Storico dell’architettura e dell’arte, ha incrociato diversi campi del sapere e ha proposto una più remota archeologia del moderno
«La critica può sembrare in qualche modo irrilevante per ogni dibattito sull’edilizia, ora che la star-architecture è al suo apice. Dopotutto, il compito del critico è discriminare il meglio dal peggio o, se si preferisce, il più bello dal più brutto, il più prezioso dal meno prezioso. Lo dice la parola stessa. In greco antico, κρίvω si riferisce all’atto di vagliare, o setacciare, separare il grano dalla pula. Ma la star-architecture non fa queste distinzioni. Si accontenta semplicemente di essere, e sorvola sulle lamentele di chi discrimina». In queste righe, pubblicate nel maggio 2014 su «Domus», col titolo di Does Architecture Criticism Matter?, lo studioso polacco naturalizzato britannico Joseph Rykwert, scomparso il 18 ottobre scorso a Londra, all’età di 98 anni e mezzo, sottolineava la precarietà di ogni critica in un tempo caratterizzato dalla crescente spettacolarizzazione della professione dell’architetto.
La formazione
Rykwert nasce a Varsavia da una famiglia di origine ebraica.
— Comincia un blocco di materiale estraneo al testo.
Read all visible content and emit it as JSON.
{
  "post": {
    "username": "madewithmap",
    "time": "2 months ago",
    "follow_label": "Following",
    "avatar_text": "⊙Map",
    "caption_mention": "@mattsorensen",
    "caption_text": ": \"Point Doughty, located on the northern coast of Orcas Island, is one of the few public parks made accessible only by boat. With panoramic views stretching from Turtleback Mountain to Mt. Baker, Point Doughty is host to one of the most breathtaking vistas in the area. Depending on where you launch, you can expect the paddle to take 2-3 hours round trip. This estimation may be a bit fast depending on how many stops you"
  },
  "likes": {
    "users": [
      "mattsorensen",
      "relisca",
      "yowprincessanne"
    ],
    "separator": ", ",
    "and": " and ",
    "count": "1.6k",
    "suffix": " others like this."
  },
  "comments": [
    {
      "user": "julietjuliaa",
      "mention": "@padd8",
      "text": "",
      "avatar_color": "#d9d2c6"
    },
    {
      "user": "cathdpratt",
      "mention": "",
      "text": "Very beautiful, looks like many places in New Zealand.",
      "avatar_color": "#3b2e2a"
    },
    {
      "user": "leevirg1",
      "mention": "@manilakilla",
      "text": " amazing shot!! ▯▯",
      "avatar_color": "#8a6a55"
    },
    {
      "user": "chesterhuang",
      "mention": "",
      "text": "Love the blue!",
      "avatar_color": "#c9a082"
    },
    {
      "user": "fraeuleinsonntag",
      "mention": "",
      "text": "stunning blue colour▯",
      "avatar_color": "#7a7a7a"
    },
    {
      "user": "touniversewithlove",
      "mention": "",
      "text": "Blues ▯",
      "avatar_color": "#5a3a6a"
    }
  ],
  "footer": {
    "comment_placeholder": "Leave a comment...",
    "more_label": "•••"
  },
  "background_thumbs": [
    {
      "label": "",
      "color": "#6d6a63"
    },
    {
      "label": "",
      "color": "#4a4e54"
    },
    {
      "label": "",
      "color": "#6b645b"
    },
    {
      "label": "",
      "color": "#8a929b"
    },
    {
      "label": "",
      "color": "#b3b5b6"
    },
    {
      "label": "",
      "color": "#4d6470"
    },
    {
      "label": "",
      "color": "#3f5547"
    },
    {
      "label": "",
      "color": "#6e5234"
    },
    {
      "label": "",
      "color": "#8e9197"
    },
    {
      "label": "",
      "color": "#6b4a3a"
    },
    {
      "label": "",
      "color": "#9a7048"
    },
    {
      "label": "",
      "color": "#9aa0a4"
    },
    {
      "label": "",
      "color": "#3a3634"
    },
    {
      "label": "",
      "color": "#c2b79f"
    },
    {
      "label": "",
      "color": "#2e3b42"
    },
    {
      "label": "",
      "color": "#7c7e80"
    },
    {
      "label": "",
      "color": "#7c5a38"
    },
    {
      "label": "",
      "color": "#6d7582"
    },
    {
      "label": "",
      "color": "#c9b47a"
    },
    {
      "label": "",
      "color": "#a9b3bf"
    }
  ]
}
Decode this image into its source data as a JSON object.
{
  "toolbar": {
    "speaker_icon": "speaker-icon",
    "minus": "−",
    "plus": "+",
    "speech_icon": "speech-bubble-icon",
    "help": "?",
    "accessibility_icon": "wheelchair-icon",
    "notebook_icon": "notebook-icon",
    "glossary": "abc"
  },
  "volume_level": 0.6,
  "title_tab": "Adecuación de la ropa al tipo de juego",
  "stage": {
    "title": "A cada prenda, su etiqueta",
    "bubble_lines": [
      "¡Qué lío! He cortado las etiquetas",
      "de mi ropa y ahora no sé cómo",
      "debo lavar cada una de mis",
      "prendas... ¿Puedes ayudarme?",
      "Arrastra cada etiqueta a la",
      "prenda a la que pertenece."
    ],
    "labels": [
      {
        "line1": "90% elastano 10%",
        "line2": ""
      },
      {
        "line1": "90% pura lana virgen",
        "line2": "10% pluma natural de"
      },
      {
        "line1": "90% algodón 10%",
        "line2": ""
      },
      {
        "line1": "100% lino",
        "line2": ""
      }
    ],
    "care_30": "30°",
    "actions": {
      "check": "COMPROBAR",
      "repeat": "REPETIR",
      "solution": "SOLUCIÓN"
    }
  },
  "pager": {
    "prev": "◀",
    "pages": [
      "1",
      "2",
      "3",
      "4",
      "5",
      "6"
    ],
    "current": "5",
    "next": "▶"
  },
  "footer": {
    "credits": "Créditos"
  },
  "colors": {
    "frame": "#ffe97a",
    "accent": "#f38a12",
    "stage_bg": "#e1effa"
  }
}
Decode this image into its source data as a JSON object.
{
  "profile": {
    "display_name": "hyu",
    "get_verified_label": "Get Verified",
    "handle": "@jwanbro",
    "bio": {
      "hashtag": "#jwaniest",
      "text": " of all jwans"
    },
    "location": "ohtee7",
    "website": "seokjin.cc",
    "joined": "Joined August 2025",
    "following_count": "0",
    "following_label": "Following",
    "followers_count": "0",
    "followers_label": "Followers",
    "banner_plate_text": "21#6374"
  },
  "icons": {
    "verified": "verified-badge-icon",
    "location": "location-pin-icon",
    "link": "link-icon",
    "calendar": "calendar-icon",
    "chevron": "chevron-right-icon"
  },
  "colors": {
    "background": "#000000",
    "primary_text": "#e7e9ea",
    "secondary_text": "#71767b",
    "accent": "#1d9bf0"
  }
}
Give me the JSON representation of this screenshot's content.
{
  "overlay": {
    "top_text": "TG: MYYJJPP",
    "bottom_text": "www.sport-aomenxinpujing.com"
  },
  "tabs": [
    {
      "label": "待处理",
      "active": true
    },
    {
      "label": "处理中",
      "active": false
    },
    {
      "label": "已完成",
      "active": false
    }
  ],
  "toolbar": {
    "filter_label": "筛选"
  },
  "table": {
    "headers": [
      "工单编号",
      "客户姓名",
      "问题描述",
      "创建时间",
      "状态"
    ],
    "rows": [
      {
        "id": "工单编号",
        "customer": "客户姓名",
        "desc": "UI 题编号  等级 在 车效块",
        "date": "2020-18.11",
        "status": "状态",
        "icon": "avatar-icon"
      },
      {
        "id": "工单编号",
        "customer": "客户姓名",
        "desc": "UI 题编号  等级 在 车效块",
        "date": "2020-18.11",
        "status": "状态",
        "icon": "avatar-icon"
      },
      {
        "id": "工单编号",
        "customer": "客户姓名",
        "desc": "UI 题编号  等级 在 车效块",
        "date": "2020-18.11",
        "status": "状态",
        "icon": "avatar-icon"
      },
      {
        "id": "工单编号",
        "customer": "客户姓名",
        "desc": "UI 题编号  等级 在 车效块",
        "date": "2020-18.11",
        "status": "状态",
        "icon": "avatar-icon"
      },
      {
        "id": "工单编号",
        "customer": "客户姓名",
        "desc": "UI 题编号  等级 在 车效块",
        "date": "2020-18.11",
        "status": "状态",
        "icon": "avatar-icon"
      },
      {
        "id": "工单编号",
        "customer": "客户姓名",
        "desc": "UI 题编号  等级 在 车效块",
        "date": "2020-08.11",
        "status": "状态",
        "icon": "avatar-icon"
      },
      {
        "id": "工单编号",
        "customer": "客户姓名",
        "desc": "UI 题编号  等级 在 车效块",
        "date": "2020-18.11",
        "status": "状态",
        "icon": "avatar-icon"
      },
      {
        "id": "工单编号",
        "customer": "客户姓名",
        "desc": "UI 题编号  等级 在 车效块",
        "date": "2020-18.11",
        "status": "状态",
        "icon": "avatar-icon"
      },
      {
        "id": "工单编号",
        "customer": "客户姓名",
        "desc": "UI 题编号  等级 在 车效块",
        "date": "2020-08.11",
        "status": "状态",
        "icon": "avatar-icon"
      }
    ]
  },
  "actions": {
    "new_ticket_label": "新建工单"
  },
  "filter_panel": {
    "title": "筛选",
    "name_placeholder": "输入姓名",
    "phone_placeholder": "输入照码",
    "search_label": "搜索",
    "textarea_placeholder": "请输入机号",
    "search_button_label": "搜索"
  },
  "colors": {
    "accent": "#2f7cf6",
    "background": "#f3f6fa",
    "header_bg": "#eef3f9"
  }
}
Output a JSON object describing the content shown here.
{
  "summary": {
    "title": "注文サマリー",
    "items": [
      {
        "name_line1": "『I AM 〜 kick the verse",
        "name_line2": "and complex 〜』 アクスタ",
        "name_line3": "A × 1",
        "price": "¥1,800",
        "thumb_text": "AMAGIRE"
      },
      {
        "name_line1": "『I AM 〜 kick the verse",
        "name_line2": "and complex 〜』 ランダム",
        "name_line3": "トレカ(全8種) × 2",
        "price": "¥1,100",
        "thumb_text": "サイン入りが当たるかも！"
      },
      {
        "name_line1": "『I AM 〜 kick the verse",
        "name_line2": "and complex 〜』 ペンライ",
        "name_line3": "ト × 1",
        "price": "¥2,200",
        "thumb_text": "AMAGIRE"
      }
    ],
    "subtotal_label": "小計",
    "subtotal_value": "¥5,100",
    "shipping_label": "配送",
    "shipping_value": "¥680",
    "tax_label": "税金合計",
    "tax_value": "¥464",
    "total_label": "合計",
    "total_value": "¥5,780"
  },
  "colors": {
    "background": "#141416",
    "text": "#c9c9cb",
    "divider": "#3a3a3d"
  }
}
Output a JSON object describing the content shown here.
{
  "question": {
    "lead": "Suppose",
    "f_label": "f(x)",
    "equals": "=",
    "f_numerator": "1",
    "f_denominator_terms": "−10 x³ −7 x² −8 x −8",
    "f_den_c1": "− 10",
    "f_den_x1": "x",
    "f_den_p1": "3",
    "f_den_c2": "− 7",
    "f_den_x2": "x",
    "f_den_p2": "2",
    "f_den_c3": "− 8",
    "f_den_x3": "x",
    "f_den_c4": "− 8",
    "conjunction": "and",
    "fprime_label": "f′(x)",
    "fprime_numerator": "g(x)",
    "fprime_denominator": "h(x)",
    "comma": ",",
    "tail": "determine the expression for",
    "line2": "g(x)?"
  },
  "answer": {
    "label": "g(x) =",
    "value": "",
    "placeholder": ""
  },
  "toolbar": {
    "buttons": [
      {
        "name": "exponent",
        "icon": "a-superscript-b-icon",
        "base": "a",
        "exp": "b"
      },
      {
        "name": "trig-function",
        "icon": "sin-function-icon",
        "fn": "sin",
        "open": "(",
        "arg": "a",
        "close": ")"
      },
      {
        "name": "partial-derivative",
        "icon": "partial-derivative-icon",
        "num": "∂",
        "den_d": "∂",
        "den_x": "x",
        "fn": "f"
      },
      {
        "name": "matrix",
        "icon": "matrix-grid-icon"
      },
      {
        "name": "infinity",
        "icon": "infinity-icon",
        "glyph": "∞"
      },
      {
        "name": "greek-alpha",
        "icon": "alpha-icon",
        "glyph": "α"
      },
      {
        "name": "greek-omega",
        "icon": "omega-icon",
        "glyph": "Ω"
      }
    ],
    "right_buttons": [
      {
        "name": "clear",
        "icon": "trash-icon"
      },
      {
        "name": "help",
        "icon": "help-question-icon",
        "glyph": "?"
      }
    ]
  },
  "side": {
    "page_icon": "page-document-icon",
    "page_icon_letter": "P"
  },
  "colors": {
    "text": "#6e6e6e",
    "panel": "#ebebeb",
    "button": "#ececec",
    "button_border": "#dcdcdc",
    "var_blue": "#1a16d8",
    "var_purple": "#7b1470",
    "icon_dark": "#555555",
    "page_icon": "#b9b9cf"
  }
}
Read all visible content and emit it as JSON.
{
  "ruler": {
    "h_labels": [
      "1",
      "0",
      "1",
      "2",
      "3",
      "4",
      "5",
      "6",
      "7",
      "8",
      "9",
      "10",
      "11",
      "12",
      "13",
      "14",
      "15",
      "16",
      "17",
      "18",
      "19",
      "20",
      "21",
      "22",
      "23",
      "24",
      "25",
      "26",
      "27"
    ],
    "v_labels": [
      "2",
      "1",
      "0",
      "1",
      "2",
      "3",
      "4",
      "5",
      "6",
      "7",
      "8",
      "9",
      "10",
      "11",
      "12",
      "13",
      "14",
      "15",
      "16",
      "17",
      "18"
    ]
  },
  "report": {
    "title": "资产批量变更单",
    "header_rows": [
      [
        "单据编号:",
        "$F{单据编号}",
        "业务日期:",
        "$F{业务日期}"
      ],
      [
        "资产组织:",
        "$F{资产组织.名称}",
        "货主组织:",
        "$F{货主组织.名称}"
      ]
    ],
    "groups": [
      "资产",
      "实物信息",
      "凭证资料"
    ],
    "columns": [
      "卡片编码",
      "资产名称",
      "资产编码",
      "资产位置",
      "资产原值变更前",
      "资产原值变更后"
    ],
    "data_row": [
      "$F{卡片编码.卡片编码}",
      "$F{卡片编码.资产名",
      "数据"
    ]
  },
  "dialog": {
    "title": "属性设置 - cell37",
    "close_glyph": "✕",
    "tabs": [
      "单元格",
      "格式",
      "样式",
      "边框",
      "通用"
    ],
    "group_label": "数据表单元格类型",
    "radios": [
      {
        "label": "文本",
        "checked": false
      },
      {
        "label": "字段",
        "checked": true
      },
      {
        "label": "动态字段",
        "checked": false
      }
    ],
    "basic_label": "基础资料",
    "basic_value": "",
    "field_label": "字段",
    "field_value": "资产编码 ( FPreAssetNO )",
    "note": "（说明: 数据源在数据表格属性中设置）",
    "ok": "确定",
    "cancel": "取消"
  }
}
Quando la Wehrmacht invade la Polonia, nel 1939, è costretto a fuggire attraverso Lituania, Lettonia e Svezia verso la Gran Bretagna. Qui, ancora adolescente, s’iscriverà alla boarding school della Charterhouse di Godalming (Surrey) e, in seguito, alla Bartlett School diretta da Sir Albert E. Richardson. Insoddisfatto del clima culturale della scuola, a fine anni quaranta inizia a frequentare la più aperta e cosmopolita Architectural Association, dove entra a far parte di una ristretta cerchia di studenti, giovani insegnanti, professionisti e critici dell’architettura militanti, riuniti intorno alla figura eclettica di Thomas (Sam) Stevens, docente di storia all’architettura alla scuola di Bedford Square. Tra questi spiccano Kenneth Frampton, James Stirling, Patrick Hodgkinson, Bob Maxwell e il critico ReynerBanham.Nel frattempo inizia a lavorare in diversi studi professionali, e in parallelo si dedica alle ricerche in storia dell’arte e dell’architettura. In quegli anni, al Warburg Institute of Art, lavora con Rudolf Wittkower e negli studi professionali di Maxwell Fry e Jane Drew, e da Ove Arup. Dopo un primo periodo d’insegnamento alla Hammersmith School of Arts & Crafts e alla HochschulefürGestaltungUlm, dal 1958 diventa bibliotecario e tutor accademico del Royal College of Art dove, nel 1967, ottiene il titolo di dottore di ricerca in storia dell’arte.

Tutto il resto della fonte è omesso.